Kemenko IPK Kirim 250 Ton Bantuan Kemanusiaan Sumatra untuk Korban Bencana

Kementerian Koordinator Bidang Infrastruktur dan Pembangunan Kewilayahan (Kemenko IPK) telah mengirimkan 250 ton bantuan kemanusiaan Sumatra serta tim khusus untuk penanganan darurat pascabencana di tiga provinsi, memastikan respons cepat bagi para korban

Redaksi Merdeka
Oleh Redaksi Merdeka - Reporter
Kemenko IPK Kirim 250 Ton Bantuan Kemanusiaan Sumatra untuk Korban Bencana
Kemenko IPK mengirimkan dua tim untuk memimpin distribusi bantuan kemanusiaan 250 ton dan membangun infrastruktur darurat di daerah terdampak bencana Sumatera, memastikan pemulihan cepat dan tepat sasaran. (AntaraNews)

Jakarta, Merdeka.com – Kementerian Koordinator Bidang Infrastruktur dan Pembangunan Kewilayahan (Kemenko IPK) menunjukkan respons cepat terhadap dampak bencana alam di Sumatra. Sebanyak 250 ton bantuan kemanusiaan telah diberangkatkan untuk mendukung korban banjir dan tanah longsor yang melanda pada November lalu.

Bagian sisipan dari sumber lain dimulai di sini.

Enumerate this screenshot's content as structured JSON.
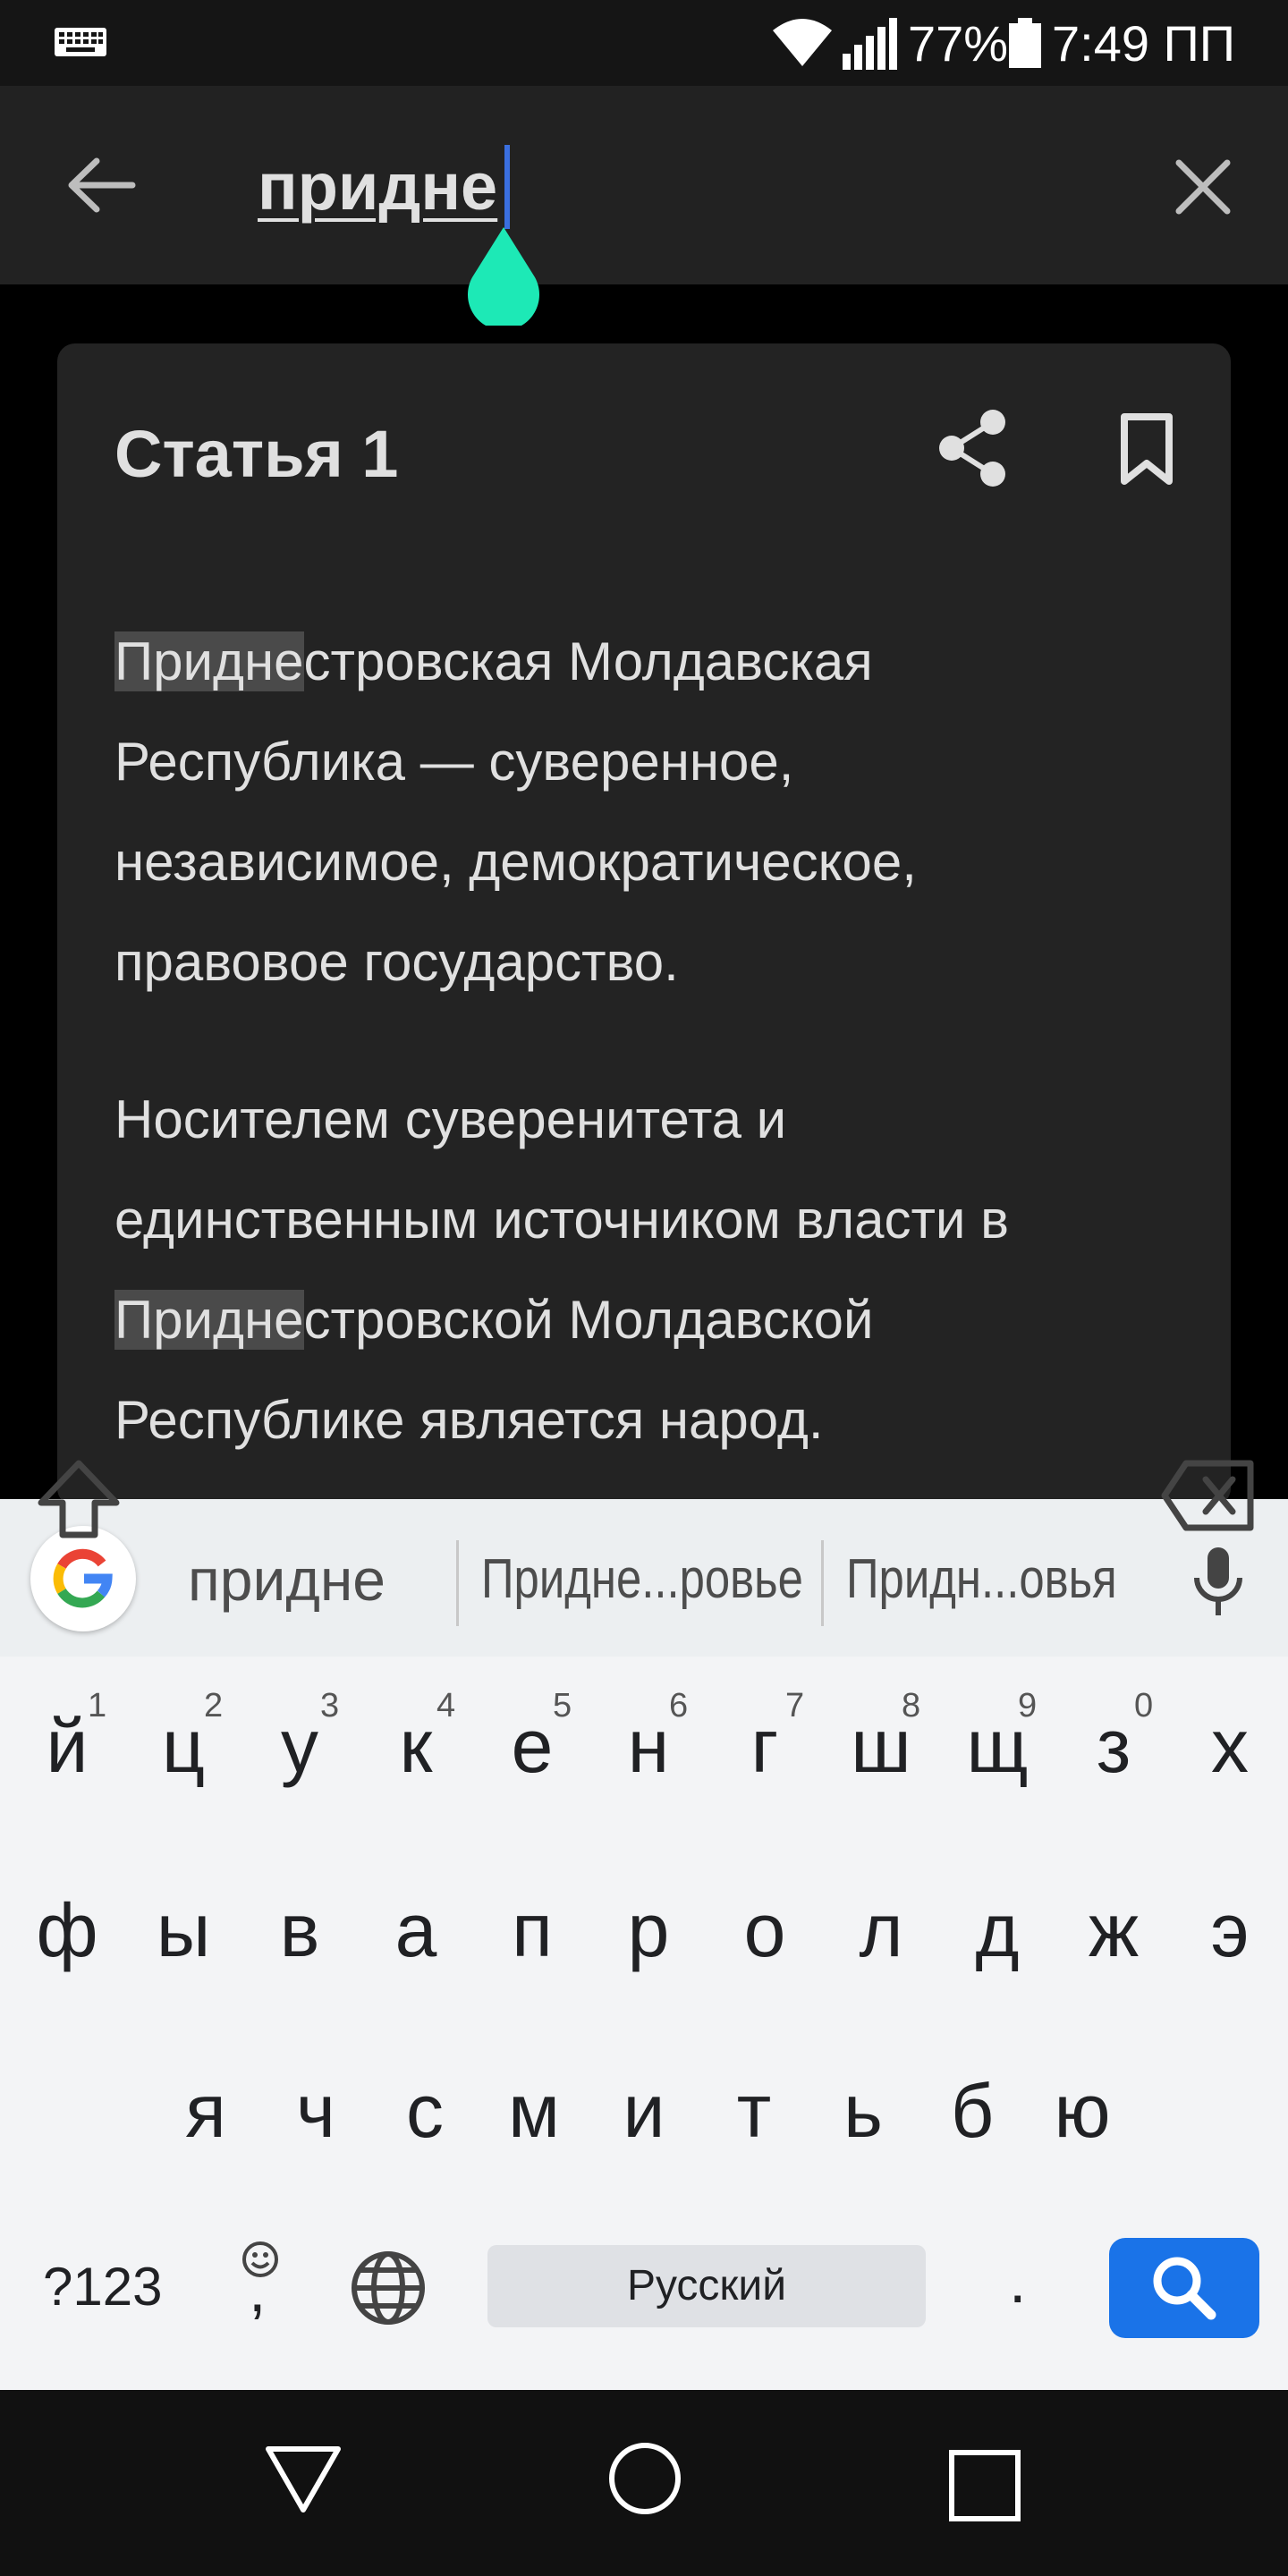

Pengiriman bantuan kemanusiaan Sumatra ini dilakukan dengan mengerahkan dua tim khusus yang bertugas mengawasi distribusi logistik serta pemasangan fasilitas darurat. Tim ini akan beroperasi di tiga provinsi terdampak, yaitu Aceh, Sumatra Utara, dan Sumatra Barat.

Menteri Koordinator Bidang Infrastruktur dan Pembangunan Kewilayahan (Menko IPK) Agus Harimurti Yudhoyono secara langsung melepas keberangkatan KRI Semarang 594 yang mengangkut bantuan tersebut dari Tanjung Priok, Jakarta Utara, pada 22 Desember.

Bantuan kemanusiaan seberat 250 ton tersebut terdiri dari 42 truk logistik yang mencakup berbagai kebutuhan pokok. Di antaranya adalah makanan instan dan siap saji, pakaian, perlengkapan pribadi, serta peralatan masak yang sangat dibutuhkan oleh para korban bencana.

Selain itu, Kemenko IPK juga mengirimkan tenda berkapasitas empat dan delapan orang, generator listrik, toilet portabel, perahu karet, serta material untuk infrastruktur darurat. Peralatan komunikasi, kendaraan, air bersih, penjernih air, dan obat-obatan juga termasuk dalam paket bantuan ini, menunjukkan komitmen Kemenko IPK dalam penanganan bencana yang komprehensif.

Menurut penasihat komunikasi dan informasi publik Menko IPK, Herzaky Mahendra Putra, pengiriman bantuan ini merupakan kelanjutan dari upaya Menko Agus Harimurti Yudhoyono yang telah melakukan asesmen langsung di beberapa wilayah terdampak.

Dua tim yang diberangkatkan oleh Kemenko IPK memiliki tugas ganda. Mereka tidak hanya memantau distribusi bantuan, tetapi juga mengawasi pemasangan infrastruktur darurat di lokasi bencana.

Prioritas utama tim ini adalah pembangunan jembatan darurat, penyediaan toilet, dan akses air bersih yang vital bagi keberlangsungan hidup masyarakat pascabencana. Salah satu proyek penting yang akan diawasi adalah pembangunan jembatan sepanjang 250 meter yang menghubungkan Kabupaten Aceh Tamiang dan Aceh Timur di Provinsi Aceh.

Pemasangan fasilitas ini diharapkan dapat memulihkan mobilitas dan sanitasi dasar bagi para korban, serta mempercepat proses pemulihan di daerah-daerah yang terisolasi akibat kerusakan infrastruktur.

Kemenko IPK memastikan bahwa bantuan yang disalurkan telah disesuaikan dengan kebutuhan riil para korban di Aceh, Sumatra Utara, dan Sumatra Barat. Penyesuaian ini dilakukan berdasarkan hasil asesmen langsung yang telah dilakukan oleh Menko Agus Harimurti Yudhoyono di beberapa lokasi bencana.

Untuk mendukung agenda bantuan ini, Kemenko IPK mengerahkan tim pertama pada Kamis (25/12) dan tim kedua pada Jumat (26/12). Tim-tim tersebut dipimpin oleh sejumlah pejabat, termasuk Deputi Koordinasi Infrastruktur Dasar Muhammad Rachmat Kaimuddin dan staf ahli Menko Yudhoyono.

Langkah proaktif ini menunjukkan keseriusan pemerintah dalam memberikan bantuan yang tepat sasaran dan memastikan proses rehabilitasi dapat berjalan efektif.